Rejected then waitlisted/accepted: How many have had this experience this year?

I have been reading a few forums and find it interesting that some universities have had to go back to rejected students. University of Michigan and Northeastern have done this. Any other universities?

I have not heard of this. Not at all. Schools are increasingly going to waitlists, I’ve noticed but I have not heard of a single rejected student with status changed.

I would be skeptical if U Michigan reportedly did this. They have a ridiculously long waitlist and habitually take very few off of it. I can’t see them ever changing a rejection into an acceptance in the same cycle, not without a multi million dollar donation or something crazy. I think someone might be yanking your chain.

A colleague had a performing arts major moved from denied to waitlisted at Western Michigan, still on the waitlist AFAIK.

Never heard of this. They are going to the waitlist this year, but not accepting rejected students.

What forums have you read this on? It sounds like hearsay.

People are reading it on Reddit and think it’s true.

I heard of a Syracuse applicant who was accepted but did not accept admission and did not pay deposit but was told that the spot was held for him/her in case he/she changes his/her mind. I heard of it here on CC.

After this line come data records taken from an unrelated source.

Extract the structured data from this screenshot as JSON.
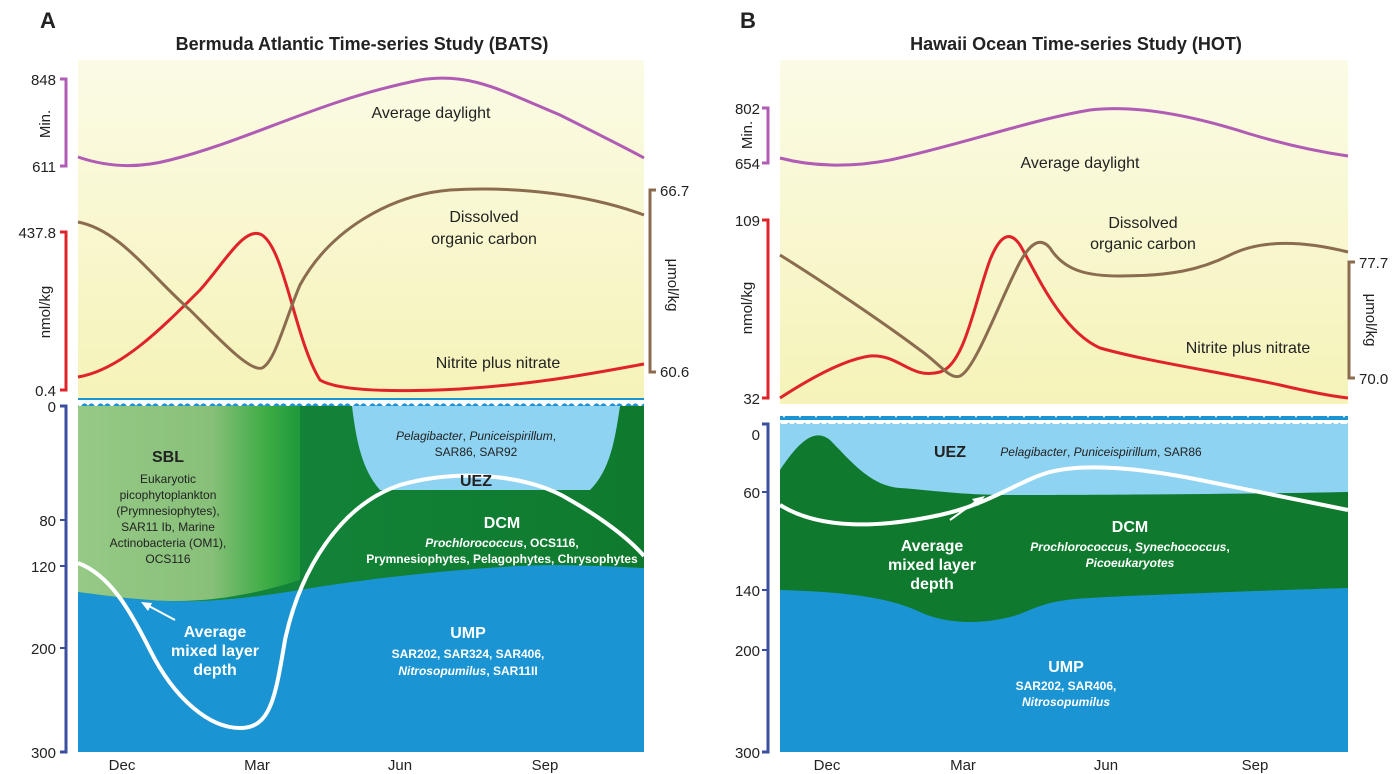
{
  "panels": [
    {
      "letter": "A",
      "title": "Bermuda Atlantic Time-series Study (BATS)",
      "daylight": {
        "label": "Average daylight",
        "axis": "Min.",
        "max": "848",
        "min": "611"
      },
      "nitrate": {
        "label": "Nitrite plus nitrate",
        "axis": "nmol/kg",
        "max": "437.8",
        "min": "0.4"
      },
      "doc": {
        "label1": "Dissolved",
        "label2": "organic carbon",
        "axis": "μmol/kg",
        "max": "66.7",
        "min": "60.6"
      },
      "depth_ticks": [
        "0",
        "80",
        "120",
        "200",
        "300"
      ],
      "months": [
        "Dec",
        "Mar",
        "Jun",
        "Sep"
      ],
      "sbl": {
        "title": "SBL",
        "lines": [
          "Eukaryotic",
          "picophytoplankton",
          "(Prymnesiophytes),",
          "SAR11 Ib, Marine",
          "Actinobacteria (OM1),",
          "OCS116"
        ]
      },
      "uez": {
        "title": "UEZ",
        "line1_a": "Pelagibacter",
        "line1_b": ", ",
        "line1_c": "Puniceispirillum",
        "line1_d": ",",
        "line2": "SAR86, SAR92"
      },
      "dcm": {
        "title": "DCM",
        "line1_a": "Prochlorococcus",
        "line1_b": ", OCS116,",
        "line2": "Prymnesiophytes, Pelagophytes, Chrysophytes"
      },
      "ump": {
        "title": "UMP",
        "line1": "SAR202, SAR324, SAR406,",
        "line2_a": "Nitrosopumilus",
        "line2_b": ", SAR11II"
      },
      "mld": {
        "line1": "Average",
        "line2": "mixed layer",
        "line3": "depth"
      }
    },
    {
      "letter": "B",
      "title": "Hawaii Ocean Time-series Study (HOT)",
      "daylight": {
        "label": "Average daylight",
        "axis": "Min.",
        "max": "802",
        "min": "654"
      },
      "nitrate": {
        "label": "Nitrite plus nitrate",
        "axis": "nmol/kg",
        "max": "109",
        "min": "32"
      },
      "doc": {
        "label1": "Dissolved",
        "label2": "organic carbon",
        "axis": "μmol/kg",
        "max": "77.7",
        "min": "70.0"
      },
      "depth_ticks": [
        "0",
        "60",
        "140",
        "200",
        "300"
      ],
      "months": [
        "Dec",
        "Mar",
        "Jun",
        "Sep"
      ],
      "uez": {
        "title": "UEZ",
        "line1_a": "Pelagibacter",
        "line1_b": ", ",
        "line1_c": "Puniceispirillum",
        "line1_d": ", SAR86"
      },
      "dcm": {
        "title": "DCM",
        "line1_a": "Prochlorococcus",
        "line1_b": ", ",
        "line1_c": "Synechococcus",
        "line1_d": ",",
        "line2": "Picoeukaryotes"
      },
      "ump": {
        "title": "UMP",
        "line1": "SAR202, SAR406,",
        "line2_a": "Nitrosopumilus"
      },
      "mld": {
        "line1": "Average",
        "line2": "mixed layer",
        "line3": "depth"
      }
    }
  ],
  "colors": {
    "daylight": "#b05cb5",
    "nitrate": "#e0232a",
    "doc": "#8b6c4f",
    "depth_axis": "#3b4ea0",
    "ocean": "#1b94d4",
    "dcm": "#0f7a2d",
    "uez": "#8fd3f2",
    "sbl": "#9ccc8a"
  }
}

U Michigan and Northeastern? No way. Maybe at a directional, it’s possible.

Not the same obviously, but IIRC, there is/was thread about a couple students here on CC about going back to UCLA admissions and requesting them to reconsider the student’s rejection of UCLA’s acceptance. And allegedly UCLA granted them their requests.

But I haven’t heard of UMich changing a rejection to an acceptance, but I guess anything is possible.

BTW, UMich offered 12,527 a place on their waitlist last year. 4,922 accepted their place on the waitlist. There were 89 admissions from the waitlist. And UMich increased acceptances this year because they want to grow their class and due to Covid-19.

That is a totally different situation. The student was never rejected by Syracuse.